Accontentarsi non significa accettare sempre e comunque un risultato inferiore alla propria aspettativa. Secondo me vuol dire saper valutare a seconda delle situazioni qual’è il massimo ottenibile, essere in grado di capire che non sempre si può ambire al top, anche se raggiungibilissimo in senso assoluto. Ed essere consapevoli che in alcune occasioni si può anche accettare qualcosina meno del proprio desiderio “intero”.
Esempio calcistico : la prima in classifica sfida la penultima. È ovvio che per la capolista farsi andare bene un pari è fuori discussione, ma metti che : dopo un quarto d’ora del primo tempo venga loro espulso il giocatore più forte, dopo altri 5 minuti gli avversari passino in vantaggio, e poi nel resto del match sfiorino il raddoppio a più riprese.

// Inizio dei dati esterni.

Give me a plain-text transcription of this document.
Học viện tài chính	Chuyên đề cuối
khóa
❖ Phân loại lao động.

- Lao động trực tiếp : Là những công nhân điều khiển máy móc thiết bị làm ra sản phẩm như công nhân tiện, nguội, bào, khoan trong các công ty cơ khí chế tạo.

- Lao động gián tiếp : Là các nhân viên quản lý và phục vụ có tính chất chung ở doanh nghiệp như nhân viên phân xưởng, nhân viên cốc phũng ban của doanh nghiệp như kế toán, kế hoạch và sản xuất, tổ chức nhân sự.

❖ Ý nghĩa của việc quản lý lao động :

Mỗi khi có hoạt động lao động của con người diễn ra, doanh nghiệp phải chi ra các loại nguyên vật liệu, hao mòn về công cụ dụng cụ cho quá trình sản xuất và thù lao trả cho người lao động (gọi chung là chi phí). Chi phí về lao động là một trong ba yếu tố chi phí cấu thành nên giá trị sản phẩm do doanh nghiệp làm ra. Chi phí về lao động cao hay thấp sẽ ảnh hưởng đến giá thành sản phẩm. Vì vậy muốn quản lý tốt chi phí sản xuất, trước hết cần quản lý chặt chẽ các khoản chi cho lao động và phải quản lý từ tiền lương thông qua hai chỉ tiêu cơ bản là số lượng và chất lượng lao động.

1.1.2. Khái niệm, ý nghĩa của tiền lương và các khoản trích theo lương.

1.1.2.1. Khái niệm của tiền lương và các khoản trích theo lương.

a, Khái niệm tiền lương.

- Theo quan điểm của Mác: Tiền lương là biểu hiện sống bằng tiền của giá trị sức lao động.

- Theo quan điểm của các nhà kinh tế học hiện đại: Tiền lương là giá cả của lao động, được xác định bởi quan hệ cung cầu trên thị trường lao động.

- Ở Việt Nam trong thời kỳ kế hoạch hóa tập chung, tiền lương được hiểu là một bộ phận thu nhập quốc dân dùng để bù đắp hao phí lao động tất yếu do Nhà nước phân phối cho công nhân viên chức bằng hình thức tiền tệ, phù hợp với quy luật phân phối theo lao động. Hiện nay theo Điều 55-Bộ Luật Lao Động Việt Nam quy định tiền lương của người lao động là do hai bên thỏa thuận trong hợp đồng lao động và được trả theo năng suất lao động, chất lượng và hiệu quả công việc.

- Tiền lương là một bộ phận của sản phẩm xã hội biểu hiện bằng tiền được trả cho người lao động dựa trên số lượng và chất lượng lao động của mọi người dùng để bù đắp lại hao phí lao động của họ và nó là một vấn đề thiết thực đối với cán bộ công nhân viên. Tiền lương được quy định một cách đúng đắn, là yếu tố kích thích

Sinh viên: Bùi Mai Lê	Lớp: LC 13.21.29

Ecco che, se per i primi della classe arriva il pareggio nel recupero, il punticino diventa il più dolce degli epiloghi possibili, e diventa uno di quei casi nei quali il mister si presenta al dopo partita con il classico “per come si era messa è un punto d’oro.”
Ecco, in un caso tipo questo ci si accontenta, e si gode pure, a dirla tutta.
Credo fosse più o meno questo che intendeva chi ha coniato il famoso detto.